Welded grease duct straight run
Horizontal kitchen exhaust
The approved design, adopted code, qualified procedure, and exact manufacturer instructions control this installation.
Before you start
- Grease duct is a fire/life-safety system. Verify the approved design, adopted code, hood and fan requirements, listed enclosure or shaft details, and inspection hold points before fabrication or installation.
- Confirm whether the system is field-welded, shop-welded, or part of a listed assembly. Do not mix those approaches.
- Verify material, gauge, weld procedure, welder qualification, route, clearances, slope or drainage intent, access locations, and support detail.
- Inspect every section for damaged seams, contaminated weld edges, warped ends, or field cuts that were not approved.
- Coordinate hot-work permits, fire watch, ventilation, shielding, and protection of nearby combustible or finished work.
Tools and materials
Approved grease-duct sections, welding equipment and filler for the specified material, fit-up clamps, alignment tools, grinder and stainless-compatible preparation tools where required, fire blankets, fire extinguisher, PPE, lighting, inspection mirror, level or laser, and dedicated noncombustible supports.
Lay it out
- Lay out the duct centerline, elevation, required drainage direction, access-door positions, and support locations before sections are lifted.
- Keep enough clearance around every joint for complete welding, inspection, enclosure, and cleaning access.
- Position seams and joints so the welder can reach the full perimeter without an unapproved blind weld.
Set and support it
- Install the dedicated noncombustible supports before closing joints.
- Support both sections independently so the weld is not carrying the weight or being pulled while it cools.
- Hold the pieces aligned without using the weld bead to bridge a large gap or force a racked section into shape.
Make the connection
- 1
Clean and prepare the mating edges using the approved welding procedure.
- 2
Bring the sections together on their supports and verify alignment, drainage direction, and fit-up around the entire perimeter.
- 3
Clamp or tack the joint in the approved sequence while checking that the duct remains square and the route does not move.
- 4
Complete the continuous liquid-tight weld using the qualified procedure.
- 5
Allow the joint to cool without moving or loading it.
- 6
Clean the weld area as required for the specified material and finish.
- 7
Inspect the complete perimeter for missed areas, pinholes, cracks, undercut, distortion, or incomplete fusion.
- 8
Complete required testing or inspection before the joint is wrapped, enclosed, or concealed.
Check the install
- The weld is continuous and liquid-tight around the full perimeter.
- The duct remains aligned, supported, and free of weld-induced distortion.
- Required clearances, slope, access, and enclosure space are maintained.
- No joint is hidden before the required inspection or test.
- Hot-work debris, slag, sharp edges, and combustible exposure have been cleared.
Common mistakes
- Welding while one section is hanging from the joint.

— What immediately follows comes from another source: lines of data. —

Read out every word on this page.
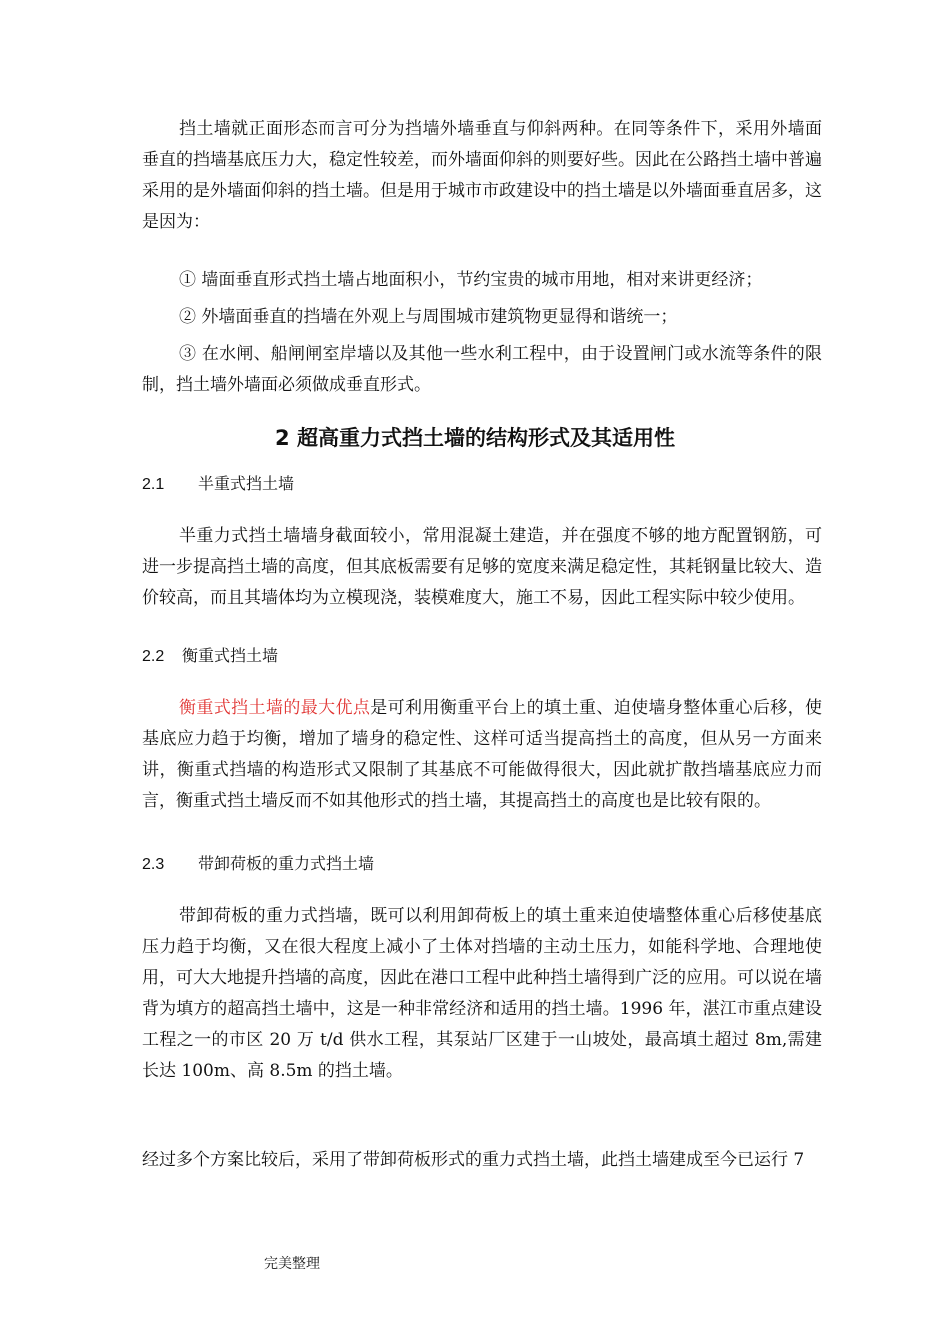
挡土墙就正面形态而言可分为挡墙外墙垂直与仰斜两种。在同等条件下，采用外墙面垂直的挡墙基底压力大，稳定性较差，而外墙面仰斜的则要好些。因此在公路挡土墙中普遍采用的是外墙面仰斜的挡土墙。但是用于城市市政建设中的挡土墙是以外墙面垂直居多，这是因为：

① 墙面垂直形式挡土墙占地面积小，节约宝贵的城市用地，相对来讲更经济；

② 外墙面垂直的挡墙在外观上与周围城市建筑物更显得和谐统一；

③ 在水闸、船闸闸室岸墙以及其他一些水利工程中，由于设置闸门或水流等条件的限制，挡土墙外墙面必须做成垂直形式。

2 超高重力式挡土墙的结构形式及其适用性
2.1 半重式挡土墙

半重力式挡土墙墙身截面较小，常用混凝土建造，并在强度不够的地方配置钢筋，可进一步提高挡土墙的高度，但其底板需要有足够的宽度来满足稳定性，其耗钢量比较大、造价较高，而且其墙体均为立模现浇，装模难度大，施工不易，因此工程实际中较少使用。

2.2 衡重式挡土墙

衡重式挡土墙的最大优点是可利用衡重平台上的填土重、迫使墙身整体重心后移，使基底应力趋于均衡，增加了墙身的稳定性、这样可适当提高挡土的高度，但从另一方面来讲，衡重式挡墙的构造形式又限制了其基底不可能做得很大，因此就扩散挡墙基底应力而言，衡重式挡土墙反而不如其他形式的挡土墙，其提高挡土的高度也是比较有限的。

2.3 带卸荷板的重力式挡土墙

带卸荷板的重力式挡墙，既可以利用卸荷板上的填土重来迫使墙整体重心后移使基底压力趋于均衡，又在很大程度上减小了土体对挡墙的主动土压力，如能科学地、合理地使用，可大大地提升挡墙的高度，因此在港口工程中此种挡土墙得到广泛的应用。可以说在墙背为填方的超高挡土墙中，这是一种非常经济和适用的挡土墙。1996 年，湛江市重点建设工程之一的市区 20 万 t/d 供水工程，其泵站厂区建于一山坡处，最高填土超过 8m,需建长达 100m、高 8.5m 的挡土墙。

经过多个方案比较后，采用了带卸荷板形式的重力式挡土墙，此挡土墙建成至今已运行 7

完美整理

Movement during fit-up and cooling can open or crack the connection.
- Leaving an inaccessible back side because the route was installed too close to structure.

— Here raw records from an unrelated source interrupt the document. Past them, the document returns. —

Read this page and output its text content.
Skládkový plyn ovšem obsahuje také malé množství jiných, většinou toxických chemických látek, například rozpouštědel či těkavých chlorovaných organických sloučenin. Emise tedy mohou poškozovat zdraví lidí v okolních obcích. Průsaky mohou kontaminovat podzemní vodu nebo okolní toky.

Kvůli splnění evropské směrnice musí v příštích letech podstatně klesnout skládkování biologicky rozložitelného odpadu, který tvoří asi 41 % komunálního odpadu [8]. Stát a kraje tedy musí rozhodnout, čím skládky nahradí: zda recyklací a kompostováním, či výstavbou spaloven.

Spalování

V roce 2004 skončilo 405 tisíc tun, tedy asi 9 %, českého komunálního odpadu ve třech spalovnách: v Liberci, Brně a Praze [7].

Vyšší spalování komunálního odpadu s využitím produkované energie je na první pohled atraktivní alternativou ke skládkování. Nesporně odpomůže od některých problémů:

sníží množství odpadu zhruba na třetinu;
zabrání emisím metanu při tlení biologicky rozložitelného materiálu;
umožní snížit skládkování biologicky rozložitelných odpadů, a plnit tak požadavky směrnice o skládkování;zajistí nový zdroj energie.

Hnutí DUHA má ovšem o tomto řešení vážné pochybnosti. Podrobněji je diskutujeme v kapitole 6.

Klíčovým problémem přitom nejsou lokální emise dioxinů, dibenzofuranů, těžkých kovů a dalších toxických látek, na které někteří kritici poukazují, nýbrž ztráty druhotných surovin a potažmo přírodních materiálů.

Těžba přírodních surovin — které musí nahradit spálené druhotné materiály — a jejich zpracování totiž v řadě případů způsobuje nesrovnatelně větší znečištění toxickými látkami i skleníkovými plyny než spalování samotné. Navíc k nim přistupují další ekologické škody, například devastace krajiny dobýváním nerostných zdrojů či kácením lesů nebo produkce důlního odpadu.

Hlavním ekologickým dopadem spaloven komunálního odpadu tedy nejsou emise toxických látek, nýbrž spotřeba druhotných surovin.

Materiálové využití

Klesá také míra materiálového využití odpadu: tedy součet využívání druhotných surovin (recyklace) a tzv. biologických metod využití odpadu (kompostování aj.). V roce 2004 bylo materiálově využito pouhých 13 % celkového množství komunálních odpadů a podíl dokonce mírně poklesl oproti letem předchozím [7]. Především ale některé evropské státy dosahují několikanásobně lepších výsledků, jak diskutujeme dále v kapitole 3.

- Using sealant, patch material, or a short weld to cover an incomplete liquid-tight joint.
- Allowing unqualified field modification of a fire/life-safety system.
Stop and ask
Stop for an unapproved field cut, unknown weld procedure, unqualified welder, clearance conflict, inaccessible joint perimeter, wrong material, missing hot-work controls, or any condition that prevents inspection of the completed weld.